Tuesday, December 3, 2013

Herbs and Spices Make Great Salt Substitutes

It’s been a general rule of thumb; less salt = lower blood pressure. So, why is it so difficult to use less of it at the table and in cooking? My guess is that we’re afraid to miss out on flavor. So, to avoid salt without sacrificing flavor, I have listed some of my tried and true remedies for you to add to your pantry. However, don’t be afraid to experiment with making your own seasoning blends. Just be sure to share your favorite blends with me.

Chinese five-spice blend for chicken, fish, or pork
Combine ¼ cup ground ginger, 2 tablespoons ground cinnamon, 2 teaspoons ground cloves, and 1 tablespoon each ground allspice and anise seed.

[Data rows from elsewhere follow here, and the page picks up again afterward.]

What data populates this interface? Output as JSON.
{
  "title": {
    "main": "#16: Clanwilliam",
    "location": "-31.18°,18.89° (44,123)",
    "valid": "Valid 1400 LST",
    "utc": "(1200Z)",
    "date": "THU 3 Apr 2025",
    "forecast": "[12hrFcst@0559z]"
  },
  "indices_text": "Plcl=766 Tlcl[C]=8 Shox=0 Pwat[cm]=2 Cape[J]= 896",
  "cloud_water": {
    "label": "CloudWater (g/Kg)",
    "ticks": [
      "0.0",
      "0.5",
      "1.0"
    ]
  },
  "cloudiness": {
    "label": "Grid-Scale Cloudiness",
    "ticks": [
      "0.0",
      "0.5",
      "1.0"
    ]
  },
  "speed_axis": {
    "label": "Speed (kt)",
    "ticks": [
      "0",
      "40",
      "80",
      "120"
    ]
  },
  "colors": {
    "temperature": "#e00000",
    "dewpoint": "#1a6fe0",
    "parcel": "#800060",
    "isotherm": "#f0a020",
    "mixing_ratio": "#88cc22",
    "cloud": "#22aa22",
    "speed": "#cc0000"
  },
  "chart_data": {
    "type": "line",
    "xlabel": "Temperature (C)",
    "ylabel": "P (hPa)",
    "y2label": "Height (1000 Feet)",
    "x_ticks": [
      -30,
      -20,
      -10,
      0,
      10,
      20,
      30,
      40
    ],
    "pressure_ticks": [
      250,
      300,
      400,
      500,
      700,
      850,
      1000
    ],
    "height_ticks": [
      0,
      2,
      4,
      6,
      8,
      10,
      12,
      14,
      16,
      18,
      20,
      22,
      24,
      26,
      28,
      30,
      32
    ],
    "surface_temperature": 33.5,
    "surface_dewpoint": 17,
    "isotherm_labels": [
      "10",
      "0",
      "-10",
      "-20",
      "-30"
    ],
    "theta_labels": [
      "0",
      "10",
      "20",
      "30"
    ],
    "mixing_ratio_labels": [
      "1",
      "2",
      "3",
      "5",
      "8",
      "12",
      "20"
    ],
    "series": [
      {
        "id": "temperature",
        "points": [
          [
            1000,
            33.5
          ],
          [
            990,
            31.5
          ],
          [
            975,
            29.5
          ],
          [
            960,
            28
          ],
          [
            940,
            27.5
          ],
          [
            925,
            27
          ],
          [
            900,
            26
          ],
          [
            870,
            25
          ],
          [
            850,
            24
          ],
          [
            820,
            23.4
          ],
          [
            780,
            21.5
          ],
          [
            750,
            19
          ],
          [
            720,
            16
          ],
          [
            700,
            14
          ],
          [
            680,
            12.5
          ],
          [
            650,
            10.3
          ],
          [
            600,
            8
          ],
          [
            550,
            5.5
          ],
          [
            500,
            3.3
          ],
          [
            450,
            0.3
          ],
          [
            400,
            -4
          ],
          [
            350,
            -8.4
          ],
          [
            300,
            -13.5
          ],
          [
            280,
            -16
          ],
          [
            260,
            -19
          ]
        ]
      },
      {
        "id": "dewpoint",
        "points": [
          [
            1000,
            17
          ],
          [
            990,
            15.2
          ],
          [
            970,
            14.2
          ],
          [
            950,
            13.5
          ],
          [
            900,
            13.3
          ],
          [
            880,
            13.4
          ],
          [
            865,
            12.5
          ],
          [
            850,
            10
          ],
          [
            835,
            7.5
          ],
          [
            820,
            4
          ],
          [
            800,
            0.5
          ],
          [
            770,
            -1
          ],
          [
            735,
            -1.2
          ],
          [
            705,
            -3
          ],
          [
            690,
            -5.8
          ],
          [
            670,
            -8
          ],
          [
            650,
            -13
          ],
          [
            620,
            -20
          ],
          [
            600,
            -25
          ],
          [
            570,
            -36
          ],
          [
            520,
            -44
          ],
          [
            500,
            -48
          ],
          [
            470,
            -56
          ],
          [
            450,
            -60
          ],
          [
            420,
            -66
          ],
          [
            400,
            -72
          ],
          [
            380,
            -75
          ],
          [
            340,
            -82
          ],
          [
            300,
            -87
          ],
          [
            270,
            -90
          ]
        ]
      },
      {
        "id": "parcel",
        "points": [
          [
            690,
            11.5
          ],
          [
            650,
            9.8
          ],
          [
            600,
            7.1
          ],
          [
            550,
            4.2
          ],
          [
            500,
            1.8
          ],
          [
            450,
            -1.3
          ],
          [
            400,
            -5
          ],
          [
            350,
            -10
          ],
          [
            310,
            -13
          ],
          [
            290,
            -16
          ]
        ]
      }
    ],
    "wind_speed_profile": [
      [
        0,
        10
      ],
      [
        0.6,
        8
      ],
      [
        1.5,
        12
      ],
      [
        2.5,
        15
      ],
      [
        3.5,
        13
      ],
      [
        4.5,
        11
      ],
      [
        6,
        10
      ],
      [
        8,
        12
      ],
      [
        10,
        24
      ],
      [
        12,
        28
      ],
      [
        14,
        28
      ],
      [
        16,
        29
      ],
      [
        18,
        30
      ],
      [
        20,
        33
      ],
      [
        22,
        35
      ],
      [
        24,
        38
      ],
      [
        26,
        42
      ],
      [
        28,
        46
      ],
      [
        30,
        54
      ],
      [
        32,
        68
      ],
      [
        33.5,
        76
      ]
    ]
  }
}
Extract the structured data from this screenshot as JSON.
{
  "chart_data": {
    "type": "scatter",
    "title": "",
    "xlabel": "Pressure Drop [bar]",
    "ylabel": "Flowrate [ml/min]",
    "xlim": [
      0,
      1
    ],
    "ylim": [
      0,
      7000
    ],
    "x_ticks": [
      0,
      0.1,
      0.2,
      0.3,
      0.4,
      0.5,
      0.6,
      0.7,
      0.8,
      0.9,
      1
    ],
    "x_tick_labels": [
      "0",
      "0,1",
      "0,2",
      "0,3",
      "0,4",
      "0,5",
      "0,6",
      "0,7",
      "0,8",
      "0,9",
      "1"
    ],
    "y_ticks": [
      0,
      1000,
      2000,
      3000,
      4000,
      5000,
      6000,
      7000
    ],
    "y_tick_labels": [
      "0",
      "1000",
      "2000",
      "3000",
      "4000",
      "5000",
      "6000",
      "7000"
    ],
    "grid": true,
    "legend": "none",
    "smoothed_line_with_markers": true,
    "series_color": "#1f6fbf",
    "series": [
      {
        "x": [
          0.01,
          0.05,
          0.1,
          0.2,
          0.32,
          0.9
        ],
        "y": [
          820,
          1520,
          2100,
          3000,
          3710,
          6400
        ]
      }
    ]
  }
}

Mexican blend for chili, enchiladas, and tacos
Combine ¼ cup chili powder; 1 tablespoon each ground cumin and onion powder; 1 teaspoon each dried oregano, garlic powder, and red pepper; and ½ teaspoon cinnamon.

Mixed herbs for salads, steamed vegetables, or fish
Combine ¼ cup dried parsley, 2 tablespoons dried tarragon, and 1 tablespoon each dried oregano, dill weed, and celery flakes.

Hidden salt
In this age of tricky consumer marketing, it is doubly important to always check the nutrition labels of prepackaged foods for the amount of sodium it contains. Salt is commonly added as a preserving or flavoring agent in frozen entrees, luncheon meats, canned vegetables, and even frozen chicken and turkey breasts. So be careful!

Condiments like soy sauce, ketchup, mustard, pickles, MSG (monosodium glutamate), and some prepared seasonings typically contain lots of salt. Not to mention that restaurant and fast foods are notorious for containing high levels of salt.

Sodium causes the body to retain fluid, and this fluid retention is a major contributor to high blood pressure. Excessive water also means excessive body weight and inflammation that can produce physical pain. Experts recommend adults over forty limit daily sodium levels to 2,300 milligrams per day — the equivalent of about 1 tsp. of table salt. However, a lower sodium level — 1,500 mg a day — is appropriate for people 51 years of age or older, and individuals of any age who have already developed hypertension, diabetes or chronic kidney disease.

I know this doesn’t seem like much salt to work with, but that's because we have become so accustomed to the flavor of excessive salt in our foods. Once your palate has had a hance to re-adapt, you will begin to enjoy the actual flavor of the foods you are eating and the combinations of seasonings that naturally enhance the dining experience.

Stay fit. Eat healthy, and Always – Enjoy Your Life.